В 7 часов вечера 4 августа наконец-то стал известен ответ Англии, который многие ждали с мучительным беспокойством. Утром британское правительство набралось решимости, достаточной для того, чтобы отправить ультиматум. Однако почему-то это было проделано в два приёма. Сначала Грей запросил у Германии гарантий, что та «не станет настаивать» на своих притязаниях на Бельгию, и потребовал прислать в Лондон «немедленный ответ». Но поскольку в ноте не содержалось никаких сроков для ответа и не упоминалось ни о каких-либо санкциях, технически её нельзя было считать ультиматумом. Грей ждал до тех пор, пока не получил известий о вторжении германской армии в Бельгию, и тогда отправил новое послание, где говорилось, что Англия считает «своим долгом сохранить нейтралитет Бельгии и выполнить условия договора, подписанного не только нами, но и Германией». В полночь должен был быть представлен «удовлетворительный ответ», а в случае его отсутствия английскому послу следовало потребовать свой паспорт.
Почему же ультиматум не был отправлен накануне вечером, сразу же после того, как парламент ясно выразил поддержку Грею? Это можно объяснить только нерешительностью правительства.

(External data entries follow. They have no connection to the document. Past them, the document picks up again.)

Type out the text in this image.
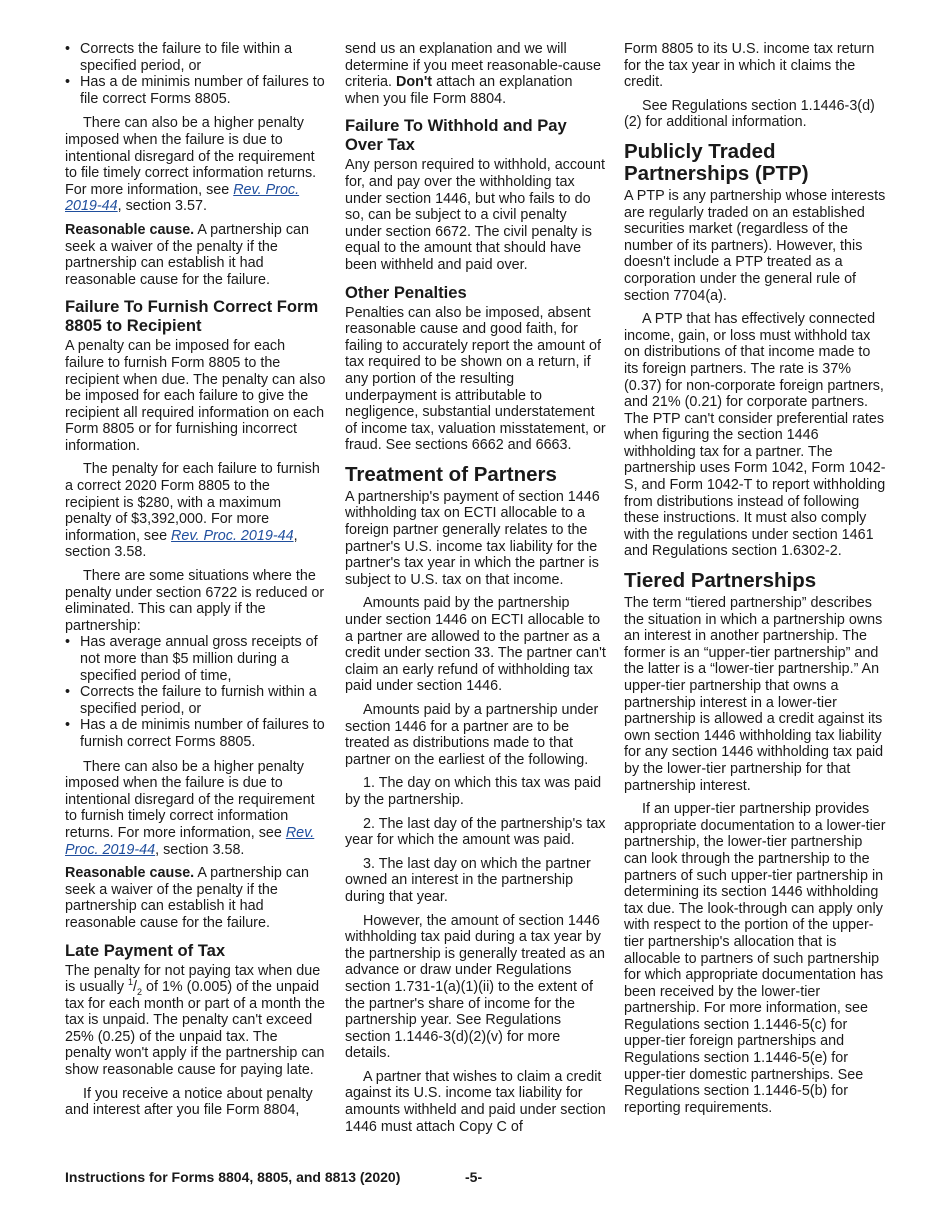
• Corrects the failure to file within a specified period, or
• Has a de minimis number of failures to file correct Forms 8805.

There can also be a higher penalty imposed when the failure is due to intentional disregard of the requirement to file timely correct information returns. For more information, see Rev. Proc. 2019-44, section 3.57.

Reasonable cause. A partnership can seek a waiver of the penalty if the partnership can establish it had reasonable cause for the failure.

Failure To Furnish Correct Form 8805 to Recipient

A penalty can be imposed for each failure to furnish Form 8805 to the recipient when due. The penalty can also be imposed for each failure to give the recipient all required information on each Form 8805 or for furnishing incorrect information.

The penalty for each failure to furnish a correct 2020 Form 8805 to the recipient is $280, with a maximum penalty of $3,392,000. For more information, see Rev. Proc. 2019-44, section 3.58.

There are some situations where the penalty under section 6722 is reduced or eliminated. This can apply if the partnership:

• Has average annual gross receipts of not more than $5 million during a specified period of time,
• Corrects the failure to furnish within a specified period, or
• Has a de minimis number of failures to furnish correct Forms 8805.

There can also be a higher penalty imposed when the failure is due to intentional disregard of the requirement to furnish timely correct information returns. For more information, see Rev. Proc. 2019-44, section 3.58.

Reasonable cause. A partnership can seek a waiver of the penalty if the partnership can establish it had reasonable cause for the failure.

Late Payment of Tax

The penalty for not paying tax when due is usually $^1/_2$ of 1% (0.005) of the unpaid tax for each month or part of a month the tax is unpaid. The penalty can't exceed 25% (0.25) of the unpaid tax. The penalty won't apply if the partnership can show reasonable cause for paying late.

If you receive a notice about penalty and interest after you file Form 8804,

send us an explanation and we will determine if you meet reasonable-cause criteria. Don't attach an explanation when you file Form 8804.

Failure To Withhold and Pay Over Tax

Any person required to withhold, account for, and pay over the withholding tax under section 1446, but who fails to do so, can be subject to a civil penalty under section 6672. The civil penalty is equal to the amount that should have been withheld and paid over.

Other Penalties

Penalties can also be imposed, absent reasonable cause and good faith, for failing to accurately report the amount of tax required to be shown on a return, if any portion of the resulting underpayment is attributable to negligence, substantial understatement of income tax, valuation misstatement, or fraud. See sections 6662 and 6663.

Treatment of Partners

A partnership's payment of section 1446 withholding tax on ECTI allocable to a foreign partner generally relates to the partner's U.S. income tax liability for the partner's tax year in which the partner is subject to U.S. tax on that income.

Amounts paid by the partnership under section 1446 on ECTI allocable to a partner are allowed to the partner as a credit under section 33. The partner can't claim an early refund of withholding tax paid under section 1446.

Amounts paid by a partnership under section 1446 for a partner are to be treated as distributions made to that partner on the earliest of the following.

1. The day on which this tax was paid by the partnership.

2. The last day of the partnership's tax year for which the amount was paid.

3. The last day on which the partner owned an interest in the partnership during that year.

However, the amount of section 1446 withholding tax paid during a tax year by the partnership is generally treated as an advance or draw under Regulations section 1.731-1(a)(1)(ii) to the extent of the partner's share of income for the partnership year. See Regulations section 1.1446-3(d)(2)(v) for more details.

A partner that wishes to claim a credit against its U.S. income tax liability for amounts withheld and paid under section 1446 must attach Copy C of

Form 8805 to its U.S. income tax return for the tax year in which it claims the credit.

See Regulations section 1.1446-3(d)(2) for additional information.

Publicly Traded Partnerships (PTP)

A PTP is any partnership whose interests are regularly traded on an established securities market (regardless of the number of its partners). However, this doesn't include a PTP treated as a corporation under the general rule of section 7704(a).

A PTP that has effectively connected income, gain, or loss must withhold tax on distributions of that income made to its foreign partners. The rate is 37% (0.37) for non-corporate foreign partners, and 21% (0.21) for corporate partners. The PTP can't consider preferential rates when figuring the section 1446 withholding tax for a partner. The partnership uses Form 1042, Form 1042-S, and Form 1042-T to report withholding from distributions instead of following these instructions. It must also comply with the regulations under section 1461 and Regulations section 1.6302-2.

Tiered Partnerships

The term “tiered partnership” describes the situation in which a partnership owns an interest in another partnership. The former is an “upper-tier partnership” and the latter is a “lower-tier partnership.” An upper-tier partnership that owns a partnership interest in a lower-tier partnership is allowed a credit against its own section 1446 withholding tax liability for any section 1446 withholding tax paid by the lower-tier partnership for that partnership interest.

If an upper-tier partnership provides appropriate documentation to a lower-tier partnership, the lower-tier partnership can look through the partnership to the partners of such upper-tier partnership in determining its section 1446 withholding tax due. The look-through can apply only with respect to the portion of the upper-tier partnership's allocation that is allocable to partners of such partnership for which appropriate documentation has been received by the lower-tier partnership. For more information, see Regulations section 1.1446-5(c) for upper-tier foreign partnerships and Regulations section 1.1446-5(e) for upper-tier domestic partnerships. See Regulations section 1.1446-5(b) for reporting requirements.

Instructions for Forms 8804, 8805, and 8813 (2020)	-5-
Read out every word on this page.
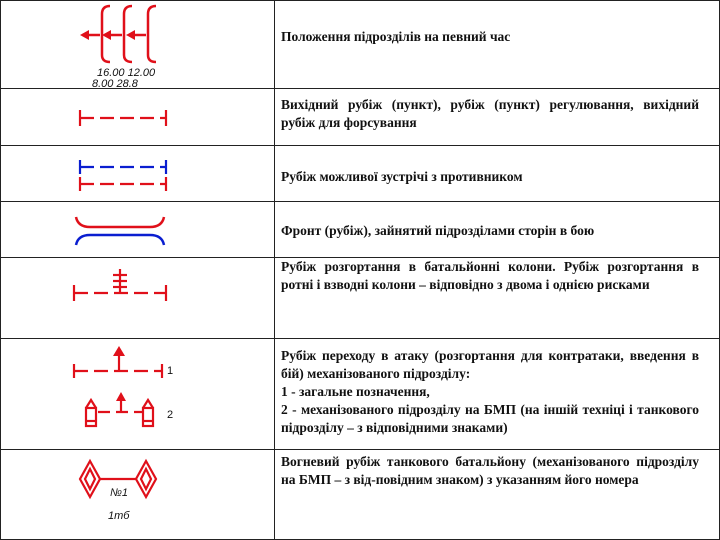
16.00 12.00
8.00 28.8
Положення підрозділів на певний час
Вихідний рубіж (пункт), рубіж (пункт) регулювання, вихідний рубіж для форсування
Рубіж можливої зустрічі з противником
Фронт (рубіж), зайнятий підрозділами сторін в бою
Рубіж розгортання в батальйонні колони. Рубіж розгортання в ротні і взводні колони – відповідно з двома і однією рисками
1
2
Рубіж переходу в атаку (розгортання для контратаки, введення в бій) механізованого підрозділу:
1 - загальне позначення,
2 - механізованого підрозділу на БМП (на іншій техніці і танкового підрозділу – з відповідними знаками)
№1
1тб
Вогневий рубіж танкового батальйону (механізованого підрозділу на БМП – з від-повідним знаком) з указанням його номера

Какой «удовлетворительный ответ» надеялось оно получить от Германии, если не считать покорного согласия вывести свои войска из Бельгии, границы которой были ею преднамеренно и бесповоротно нарушены в то же утро, и зачем Англии потребовалось ждать этого фантастического и несбыточного события до утра, остаётся совершенно непонятным. В Средиземноморье те часы, потерянные на ожидание полуночи, оказались критически важными.
В Берлине английский посол сэр Эдвард Гошен вручил ультиматум канцлеру, с которым у него состоялся исторический разговор. Бетмана посол нашёл «чрезвычайно взволнованным». Как пишет сам Бетман, «моя кровь закипала при мысли об этой лицемерной ссылке на Бельгию, что, разумеется, не было причиной вступления Англии в войну». Негодование вынудило Бетмана пуститься в разглагольствования. Он сказал, что Англия совершает «немыслимое», решаясь на войну с «родственной нацией». Это всё равно что «ударить сзади человека, борющегося за свою жизнь с двумя разбойниками». В результате этого «последнего, страшного шага» Англия берёт на себя ответственность за все ужасные события, которые могут последовать, и «всё это лишь за одно слово – „нейтралитет“ – всё равно что за клочок бумаги…»
Едва ли придав значение этой фразе, Гошен включил её в свой отчёт о состоявшемся разговоре. Он ответил Бетману, что если со стратегической точки зрения вступление Германии в Бельгию равносильно вопросу о жизни и смерти, тогда то же самое можно сказать и об Англии – сохранение неприкосновенности Бельгии для неё не менее важно. «Ваше превосходительство слишком взволнованы, слишком потрясены известием о нашем шаге и настолько не расположены прислушиваться к доводам рассудка, что дальнейший спор бесполезен», – заметил посол, не став продолжать разговор.
Когда он выходил от канцлера, двое людей в служебном автомобиле газеты «Берлинер тагеблатт» уже ездили по улицам Берлина и разбрасывали листовки (несколько преждевременно, так как срок ультиматума истекал только в полночь) о том, что Англия объявила войну. Вслед за отступничеством Италии, этим последним актом «предательства», этим отказом от обязательств в последнюю минуту, появление ещё одного врага разъярило берлинцев, и уже через час многочисленная и дико орущая толпа принялась швырять камни и бить стёкла в окнах английского посольства. За одну ночь Англия превратилась в злейшего врага, и именно ей адресовалось «
Немцы не могли прийти в себя от такого вероломства. Невероятно, чтобы Англия, выродившаяся до такой степени, что суфражистки забрасывают вопросами премьер-министра и сопротивляются полиции, собиралась воевать. Англия, пускай и она оставалась сильной империей, над владениями которой никогда не заходит солнце, уже дряхлеет, и Германия относилась к ней, как варвары-вестготы к Римской империи времён упадка – с презрением, смешанным с чувством неполноценности новичка. Как сетовал адмирал Тирпиц, англичане думают, будто могут «обращаться с нами, как с португальцами».
Предательство Англии заставило немцев ещё более глубоко почувствовать своё одиночество. Они ощущали себя народом, которого никто не любит. Как так получилось, что Ницца, захваченная Францией в 1860 году, смирилась с этим, успокоилась и за несколько лет забыла, что когда-то была итальянской, а полмиллиона эльзасцев предпочли покинуть родные места, но не жить под германским владычеством? «Нашу страну нигде не любят, а в действительности чаще всего больше ненавидят», – отмечал в заметках о своих поездках кронпринц.